Here’s the Feb. 17 plan, in which the PM perceived “crisp differences” from the Feb. 13 plan. I’ll say: It’s 49 pages long, and the two sections that were “to be determined later” are simply absent from it.
But what’s most striking to me is that the story Trudeau told about the OPS plan — that it was terribly disappointing, that it had to-be-determined-later where the meat of a plan should be — is very different from testimony delivered by two of his highest advisors only days earlier.
On Nov. 17, Trudeau’s national-security advisor, Jody Thomas, testified. Was she aware that a police plan was afoot to clear central Ottawa? “I don’t recall cabinet being informed of that,” she said. “At this point, we had no evidence of that. …And as I’d noted, we’d been told multiple times there was a plan.”
The next day, Janice Charette, the Clerk of the Privy Council, testified. What about this integrated police plan? “Cabinet was not provided with any detailed level of knowledge about the contents of that plan, how it was going to work, when it was going to work,” she said.
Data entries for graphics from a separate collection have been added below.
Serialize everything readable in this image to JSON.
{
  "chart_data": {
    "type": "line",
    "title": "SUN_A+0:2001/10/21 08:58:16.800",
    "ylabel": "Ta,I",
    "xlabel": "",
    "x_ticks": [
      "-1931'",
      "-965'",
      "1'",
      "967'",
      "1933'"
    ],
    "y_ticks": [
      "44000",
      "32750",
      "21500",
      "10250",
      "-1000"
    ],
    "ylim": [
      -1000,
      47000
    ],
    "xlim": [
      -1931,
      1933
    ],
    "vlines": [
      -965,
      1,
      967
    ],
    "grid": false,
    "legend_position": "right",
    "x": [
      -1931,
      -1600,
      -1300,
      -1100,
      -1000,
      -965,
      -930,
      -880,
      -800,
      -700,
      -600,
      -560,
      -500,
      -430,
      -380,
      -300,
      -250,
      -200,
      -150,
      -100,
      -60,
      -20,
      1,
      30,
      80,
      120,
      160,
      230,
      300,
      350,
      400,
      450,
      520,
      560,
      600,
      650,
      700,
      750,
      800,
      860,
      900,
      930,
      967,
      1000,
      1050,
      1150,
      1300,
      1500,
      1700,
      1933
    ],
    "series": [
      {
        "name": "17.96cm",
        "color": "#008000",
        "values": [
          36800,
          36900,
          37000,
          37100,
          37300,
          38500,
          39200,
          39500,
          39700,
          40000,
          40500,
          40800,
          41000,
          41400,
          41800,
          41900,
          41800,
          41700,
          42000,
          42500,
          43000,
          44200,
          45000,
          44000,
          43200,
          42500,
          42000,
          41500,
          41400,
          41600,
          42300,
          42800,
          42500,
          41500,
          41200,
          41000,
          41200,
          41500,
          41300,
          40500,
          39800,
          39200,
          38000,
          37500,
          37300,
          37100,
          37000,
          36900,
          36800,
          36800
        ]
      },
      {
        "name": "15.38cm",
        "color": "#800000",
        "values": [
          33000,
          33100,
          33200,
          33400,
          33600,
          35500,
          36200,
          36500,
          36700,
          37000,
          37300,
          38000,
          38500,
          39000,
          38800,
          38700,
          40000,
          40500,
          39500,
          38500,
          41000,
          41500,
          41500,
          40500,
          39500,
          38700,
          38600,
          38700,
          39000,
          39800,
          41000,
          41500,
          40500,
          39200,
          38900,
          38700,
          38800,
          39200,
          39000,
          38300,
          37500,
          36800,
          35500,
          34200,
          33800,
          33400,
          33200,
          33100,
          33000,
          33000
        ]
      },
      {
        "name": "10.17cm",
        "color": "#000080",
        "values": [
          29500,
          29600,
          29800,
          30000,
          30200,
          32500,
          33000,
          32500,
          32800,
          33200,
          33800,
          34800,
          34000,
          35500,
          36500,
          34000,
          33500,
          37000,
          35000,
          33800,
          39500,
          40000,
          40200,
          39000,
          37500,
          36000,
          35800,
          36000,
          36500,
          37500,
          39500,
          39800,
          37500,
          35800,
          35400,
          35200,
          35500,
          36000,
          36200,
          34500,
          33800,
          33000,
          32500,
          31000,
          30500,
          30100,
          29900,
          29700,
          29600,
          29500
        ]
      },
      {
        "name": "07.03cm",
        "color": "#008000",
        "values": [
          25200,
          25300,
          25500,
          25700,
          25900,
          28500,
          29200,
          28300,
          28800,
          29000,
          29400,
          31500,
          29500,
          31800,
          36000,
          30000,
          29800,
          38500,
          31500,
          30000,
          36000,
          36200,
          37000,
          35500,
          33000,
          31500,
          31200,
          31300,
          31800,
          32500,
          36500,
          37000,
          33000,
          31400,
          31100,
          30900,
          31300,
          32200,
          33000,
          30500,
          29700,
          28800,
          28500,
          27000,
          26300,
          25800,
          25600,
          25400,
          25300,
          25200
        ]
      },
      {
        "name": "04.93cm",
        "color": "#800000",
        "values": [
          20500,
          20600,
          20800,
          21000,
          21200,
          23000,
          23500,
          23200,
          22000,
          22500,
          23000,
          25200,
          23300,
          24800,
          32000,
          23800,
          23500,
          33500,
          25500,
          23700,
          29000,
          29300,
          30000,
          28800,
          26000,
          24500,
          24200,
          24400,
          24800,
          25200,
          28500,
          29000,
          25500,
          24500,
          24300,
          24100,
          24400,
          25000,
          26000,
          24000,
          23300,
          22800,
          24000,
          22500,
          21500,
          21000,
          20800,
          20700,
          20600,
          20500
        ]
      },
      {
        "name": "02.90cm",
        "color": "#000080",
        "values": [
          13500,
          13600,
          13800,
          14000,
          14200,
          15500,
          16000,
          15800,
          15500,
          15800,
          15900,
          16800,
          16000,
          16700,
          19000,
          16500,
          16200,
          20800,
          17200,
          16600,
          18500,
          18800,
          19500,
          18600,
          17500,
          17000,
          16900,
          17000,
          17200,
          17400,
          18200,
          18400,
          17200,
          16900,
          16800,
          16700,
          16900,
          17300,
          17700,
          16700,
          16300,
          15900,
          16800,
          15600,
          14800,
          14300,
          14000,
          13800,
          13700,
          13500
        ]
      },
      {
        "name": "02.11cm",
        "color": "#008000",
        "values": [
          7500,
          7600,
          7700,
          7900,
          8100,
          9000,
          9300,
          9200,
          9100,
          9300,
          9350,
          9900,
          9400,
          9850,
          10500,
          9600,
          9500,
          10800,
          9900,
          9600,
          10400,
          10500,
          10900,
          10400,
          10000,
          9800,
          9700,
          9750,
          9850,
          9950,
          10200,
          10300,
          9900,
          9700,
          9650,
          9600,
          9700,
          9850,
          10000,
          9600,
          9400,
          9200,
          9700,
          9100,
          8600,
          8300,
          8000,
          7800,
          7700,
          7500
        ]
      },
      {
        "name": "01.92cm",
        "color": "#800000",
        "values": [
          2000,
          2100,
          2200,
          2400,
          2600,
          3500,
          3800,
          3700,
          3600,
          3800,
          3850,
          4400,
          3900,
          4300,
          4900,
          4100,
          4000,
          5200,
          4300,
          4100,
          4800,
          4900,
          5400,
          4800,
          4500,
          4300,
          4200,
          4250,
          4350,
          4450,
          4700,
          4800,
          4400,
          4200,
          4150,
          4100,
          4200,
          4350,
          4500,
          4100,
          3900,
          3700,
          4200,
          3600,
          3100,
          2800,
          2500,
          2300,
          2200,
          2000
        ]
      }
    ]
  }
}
Somehow in the week since Nov. 18, the prime minister had discovered exactly what the plan was, and exactly how it had been disappointing back in February when his national-security advisor and his top civil servant had said nobody had told them abou the plan.
Anton Chekhov, the Russian writer, used to tell students that if you show a gun in Act One of a play, you need to have it going off by the end of Act Two. It’s a central rule of story-telling economy. The possibility of using the Emergencies Act — really for some damned thing or another — had been raised many times since the beginning of COVID-19. For a stretch there — I’m talking late 2020, 2021, long before the Ottawa convoy was even a gleam in its authors’ eyes — Trudeau could hardly deliver a news conference at Rideau Cottage without some reporter asking him about the Emergencies Act.
The idea was in the air. And then it was plucked from the air. I’ve seen no sign Trudeau and his colleagues regret their choice, and I can’t help noticing that the opposition leader hasn’t been his usual ebullient self this month. So I think the effect of Trudeau’s use of the act on partisan politics is clear. Its effect on the way Canadians will be governed for years to come… well, there’s no need to guess. We’ll find out.